L’ipertonicità del midollo renale non dipende solo dal deposito di NaCl, ma anche dal deposito selettivo di urea, con un meccanismo completamente diverso. La deposizione di urea dipende da un trasporto specifico nei segmenti distali del nefrone, cioè dalla permeabilità differenziale per l’urea lungo il tubulo collettore: la zona prossimale (nella corteccia e nel midollo esterno) del tubulo collettore è impermeabile all’urea, mentre la zona distale (situata nel midollo interno) è permeabile. Anche se i due meccanismi sono molto diversi, la concentrazione massima delle urine si ottiene combinando entrambi i meccanismi.

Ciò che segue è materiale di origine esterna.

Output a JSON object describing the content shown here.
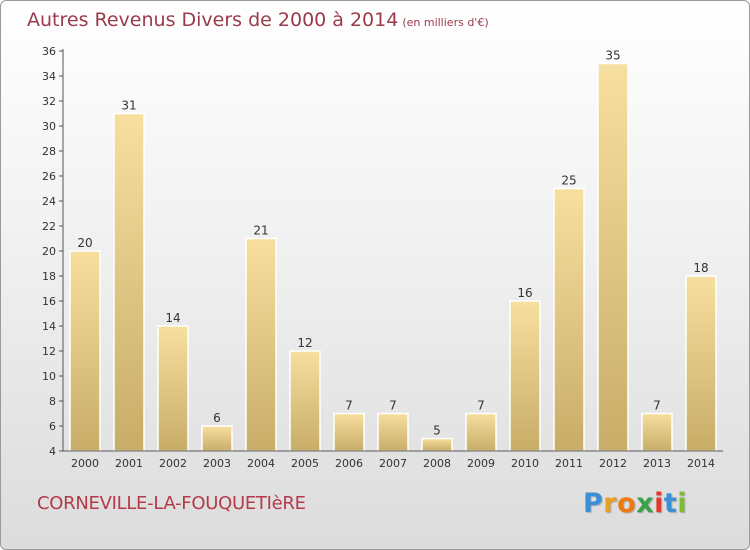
{
  "header": {
    "title": "Autres Revenus Divers de 2000 à 2014",
    "unit": "(en milliers d'€)"
  },
  "footer": {
    "commune": "CORNEVILLE-LA-FOUQUETIèRE",
    "logo_letters": [
      "P",
      "r",
      "o",
      "x",
      "i",
      "t",
      "i"
    ],
    "logo_colors": [
      "#3b8fd6",
      "#e8a020",
      "#ee7a10",
      "#3aa14a",
      "#e23a2a",
      "#3b8fd6",
      "#7cbf2a"
    ]
  },
  "colors": {
    "bar_light": "#f7dfa0",
    "bar_dark": "#c8ad68",
    "axis": "#555555"
  },
  "chart_data": {
    "type": "bar",
    "categories": [
      "2000",
      "2001",
      "2002",
      "2003",
      "2004",
      "2005",
      "2006",
      "2007",
      "2008",
      "2009",
      "2010",
      "2011",
      "2012",
      "2013",
      "2014"
    ],
    "values": [
      20,
      31,
      14,
      6,
      21,
      12,
      7,
      7,
      5,
      7,
      16,
      25,
      35,
      7,
      18
    ],
    "yticks": [
      4,
      6,
      8,
      10,
      12,
      14,
      16,
      18,
      20,
      22,
      24,
      26,
      28,
      30,
      32,
      34,
      36
    ],
    "ylim": [
      4,
      36
    ],
    "title": "Autres Revenus Divers de 2000 à 2014",
    "xlabel": "",
    "ylabel": "",
    "grid": false,
    "legend": "none"
  }
}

Anche se l’urea è semplicemente un prodotto di scarto del metabolismo proteico che deve essere escreto dal rene, una parte dell’urea generata viene utilizzata nel midollo per concentrare le urine. Come esempio dell’importanza dell’urea in questo meccanismo, gli individui che seguono diete a basso contenuto proteico producono meno urea e hanno difficoltà a concentrare l’urina.

La fase più importante di questo processo avviene nel tubulo collettore; circa il 50% dell’urea filtrata nel glomerulo viene riassorbita nel tubulo prossimale e il resto passa nel tubulo distale. La parte prossimale del tubulo collettore è impermeabile all’urea, così che tutta l’urea che entra nel tubulo collettore fluisce verso il midollo interno, un’area permeabile all’urea. In presenza di ADH (ormone antidiuretico o arginina vasopressina, AVP), il riassorbimento dell’acqua nel tubulo collettore provoca una progressiva concentrazione di urea man mano che il liquido scende nel tratto midollare. In questa zona ci sono trasportatori specifici per l’urea che permettono il riassorbimento dell’urea, che sono anche stimolati dall’ADH. Pertanto, nel tratto midollare l’urea passa dal lume del tubulo collettore nell’interstizio.

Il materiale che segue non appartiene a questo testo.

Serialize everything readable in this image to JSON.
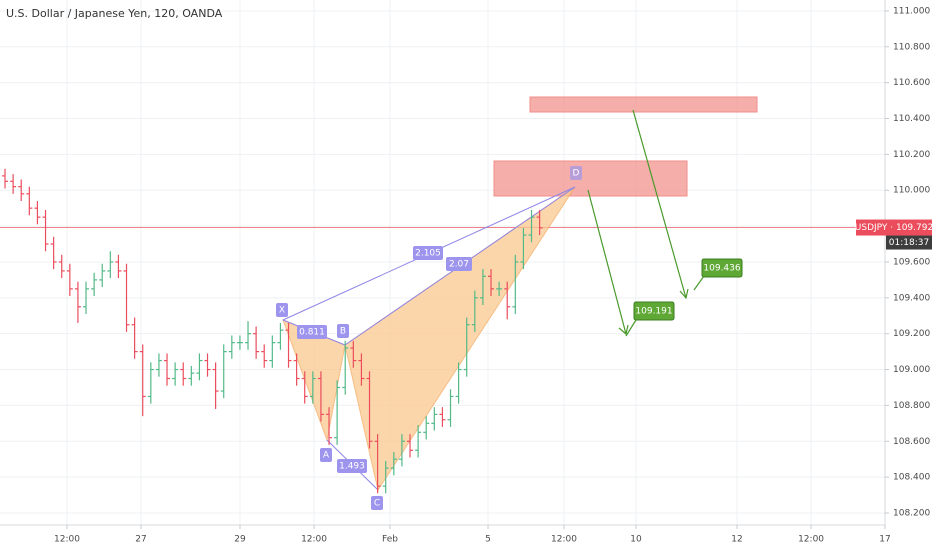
{
  "chart_data": {
    "type": "candlestick",
    "title": "U.S. Dollar / Japanese Yen, 120, OANDA",
    "up_color": "#53b987",
    "down_color": "#eb4d5c",
    "grid": true,
    "x": [
      0,
      1,
      2,
      3,
      4,
      5,
      6,
      7,
      8,
      9,
      10,
      11,
      12,
      13,
      14,
      15,
      16,
      17,
      18,
      19,
      20,
      21,
      22,
      23,
      24,
      25,
      26,
      27,
      28,
      29,
      30,
      31,
      32,
      33,
      34,
      35,
      36,
      37,
      38,
      39,
      40,
      41,
      42,
      43,
      44,
      45,
      46,
      47,
      48,
      49,
      50,
      51,
      52,
      53,
      54,
      55,
      56,
      57,
      58,
      59,
      60,
      61,
      62,
      63,
      64,
      65,
      66
    ],
    "open": [
      110.08,
      110.05,
      110.02,
      109.98,
      109.9,
      109.85,
      109.7,
      109.6,
      109.55,
      109.45,
      109.35,
      109.45,
      109.5,
      109.55,
      109.6,
      109.55,
      109.25,
      109.1,
      108.85,
      109.0,
      109.05,
      108.95,
      109.0,
      108.95,
      108.98,
      109.05,
      109.0,
      108.88,
      109.1,
      109.15,
      109.15,
      109.2,
      109.1,
      109.05,
      109.15,
      109.22,
      109.05,
      108.95,
      108.85,
      108.95,
      108.75,
      108.62,
      108.9,
      109.12,
      109.05,
      108.95,
      108.6,
      108.35,
      108.45,
      108.5,
      108.6,
      108.55,
      108.65,
      108.7,
      108.75,
      108.72,
      108.85,
      109.0,
      109.25,
      109.4,
      109.52,
      109.45,
      109.45,
      109.35,
      109.6,
      109.75,
      109.85
    ],
    "high": [
      110.12,
      110.09,
      110.06,
      110.02,
      109.94,
      109.89,
      109.74,
      109.64,
      109.59,
      109.49,
      109.49,
      109.54,
      109.59,
      109.66,
      109.64,
      109.59,
      109.29,
      109.14,
      109.04,
      109.09,
      109.09,
      109.04,
      109.04,
      109.02,
      109.09,
      109.09,
      109.04,
      109.14,
      109.19,
      109.19,
      109.27,
      109.24,
      109.14,
      109.19,
      109.26,
      109.26,
      109.09,
      108.99,
      108.99,
      108.99,
      108.79,
      108.94,
      109.16,
      109.16,
      109.09,
      108.99,
      108.64,
      108.49,
      108.54,
      108.64,
      108.64,
      108.69,
      108.74,
      108.79,
      108.79,
      108.89,
      109.04,
      109.29,
      109.44,
      109.56,
      109.56,
      109.49,
      109.49,
      109.64,
      109.79,
      109.89,
      109.89
    ],
    "low": [
      110.01,
      109.98,
      109.94,
      109.86,
      109.81,
      109.66,
      109.56,
      109.51,
      109.41,
      109.26,
      109.31,
      109.41,
      109.46,
      109.51,
      109.51,
      109.21,
      109.06,
      108.74,
      108.81,
      108.96,
      108.91,
      108.91,
      108.91,
      108.91,
      108.94,
      108.96,
      108.78,
      108.84,
      109.06,
      109.11,
      109.11,
      109.06,
      109.01,
      109.01,
      109.11,
      109.01,
      108.91,
      108.81,
      108.81,
      108.71,
      108.58,
      108.58,
      108.86,
      109.01,
      108.91,
      108.56,
      108.31,
      108.31,
      108.41,
      108.46,
      108.51,
      108.51,
      108.61,
      108.66,
      108.68,
      108.68,
      108.81,
      108.96,
      109.21,
      109.36,
      109.41,
      109.41,
      109.28,
      109.31,
      109.56,
      109.71,
      109.75
    ],
    "close": [
      110.05,
      110.02,
      109.98,
      109.9,
      109.85,
      109.7,
      109.6,
      109.55,
      109.45,
      109.35,
      109.45,
      109.5,
      109.55,
      109.6,
      109.55,
      109.25,
      109.1,
      108.85,
      109.0,
      109.05,
      108.95,
      109.0,
      108.95,
      108.98,
      109.05,
      109.0,
      108.88,
      109.1,
      109.15,
      109.15,
      109.2,
      109.1,
      109.05,
      109.15,
      109.22,
      109.05,
      108.95,
      108.85,
      108.95,
      108.75,
      108.62,
      108.9,
      109.12,
      109.05,
      108.95,
      108.6,
      108.35,
      108.45,
      108.5,
      108.6,
      108.55,
      108.65,
      108.7,
      108.75,
      108.72,
      108.85,
      109.0,
      109.25,
      109.4,
      109.52,
      109.45,
      109.45,
      109.35,
      109.6,
      109.75,
      109.85,
      109.79
    ],
    "xlim": [
      -0.62,
      108.64
    ],
    "xticks": [
      {
        "value": 7.65,
        "label": "12:00"
      },
      {
        "value": 16.79,
        "label": "27"
      },
      {
        "value": 29.01,
        "label": "29"
      },
      {
        "value": 38.15,
        "label": "12:00"
      },
      {
        "value": 47.53,
        "label": "Feb"
      },
      {
        "value": 59.63,
        "label": "5"
      },
      {
        "value": 69.01,
        "label": "12:00"
      },
      {
        "value": 77.9,
        "label": "10"
      },
      {
        "value": 90.37,
        "label": "12"
      },
      {
        "value": 99.51,
        "label": "12:00"
      },
      {
        "value": 108.64,
        "label": "17"
      }
    ],
    "ylim": [
      108.133,
      111.061
    ],
    "yticks": [
      {
        "value": 108.2,
        "label": "108.200"
      },
      {
        "value": 108.4,
        "label": "108.400"
      },
      {
        "value": 108.6,
        "label": "108.600"
      },
      {
        "value": 108.8,
        "label": "108.800"
      },
      {
        "value": 109.0,
        "label": "109.000"
      },
      {
        "value": 109.2,
        "label": "109.200"
      },
      {
        "value": 109.4,
        "label": "109.400"
      },
      {
        "value": 109.6,
        "label": "109.600"
      },
      {
        "value": 109.8,
        "label": "109.800"
      },
      {
        "value": 110.0,
        "label": "110.000"
      },
      {
        "value": 110.2,
        "label": "110.200"
      },
      {
        "value": 110.4,
        "label": "110.400"
      },
      {
        "value": 110.6,
        "label": "110.600"
      },
      {
        "value": 110.8,
        "label": "110.800"
      },
      {
        "value": 111.0,
        "label": "111.000"
      }
    ],
    "last_price": 109.792,
    "last_price_label": "USDJPY · 109.792",
    "countdown": "01:18:37",
    "pattern_points": [
      "X",
      "A",
      "B",
      "C",
      "D"
    ],
    "ratios": [
      0.811,
      1.493,
      2.105,
      2.07
    ],
    "targets": [
      109.191,
      109.436
    ]
  }
}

Per questo motivo, il tratto midollare interno ha un’alta concentrazione di urea, quindi parte di questa urea passa per diffusione nel lume dell’ansa di Henle (sia rami discendenti che ascendenti), ritorna indietro al tubulo collettore e sarà riconcentrata e riassorbita. Tuttavia, in assenza di ADH il tubulo collettore è più impermeabile all’acqua, quindi l’urea sarà meno concentrata e meno riassorbita e più escreta nelle urine.

In un nefrone juxtamedullary, che scende fino alla papilla del midollo renale, il gradiente osmotico può andare da 300 mOsm/L nella zona corticomedullare a un massimo di 1200 mOsm/L nella zona interna del midollo, quando il sistema funziona al suo massimo rendimento: in presenza di ADH, con massimo riassorbimento di urea. In assenza di ADH, la maggior parte dell’urea viene escreta e il gradiente raggiunge solo un massimo di 600 mOsm/L. Così, si dice che NaCl è responsabile della generazione di metà del gradiente (da 300 a 600), e l’urea dell’altra metà (da 600 a 1200).